Migration of farmers especially from rural, rain-fed in search of daily wages was another area of concern for the participants.
“For this, farming has to be made a lucrative career option,” said Amit Kumar Goswami, agricultural scientist at IARI, New Delhi. He suggested commodity and region-specific cooperative farming, whereby different kinds of crops including oilseeds, pulses are alternated with the staple crop of the region.
Further, raising fish in paddy wetlands or making ducks float in paddy water fields are also good ways to improve earnings while enriching the biodiversity in the fields, he said.
Meanwhile, another major challenge to Indian agriculture continued to be the unpredictable impacts of climate change. The distribution of rains is erratic. The quantum of rains in total may be good, but their intensity and time occurrence are scattered, Sharma pointed out.
“We are developing climate-friendly crop seeds that can weather the vagaries, while maintaining the yield,” said Sharma.
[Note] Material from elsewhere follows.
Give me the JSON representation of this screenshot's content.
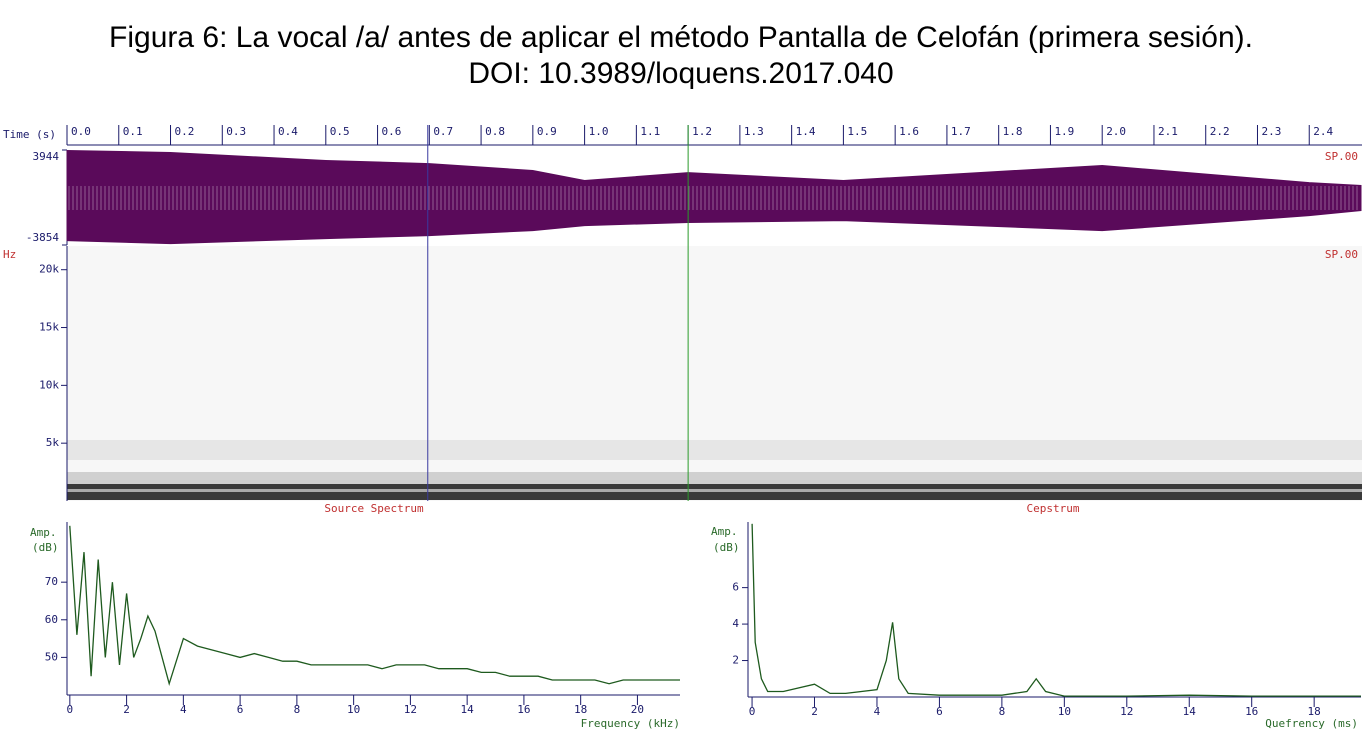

Hence, region-specific seeds suited to micro climates are being proposed to farmers.
Awani Kumar Singh, principal scientist, protective cultivation technology, ICAR explained how vegetables and fruits can be grown commercially with green house technology in poly houses during off season by controlling the micro-climatic conditions.
The technique, according to him, can also help in minimising the impacts of climate change, using the right impact of sunshine and save crops from birds and animals. The process is however expensive and may not be suitable for marginalised farmers.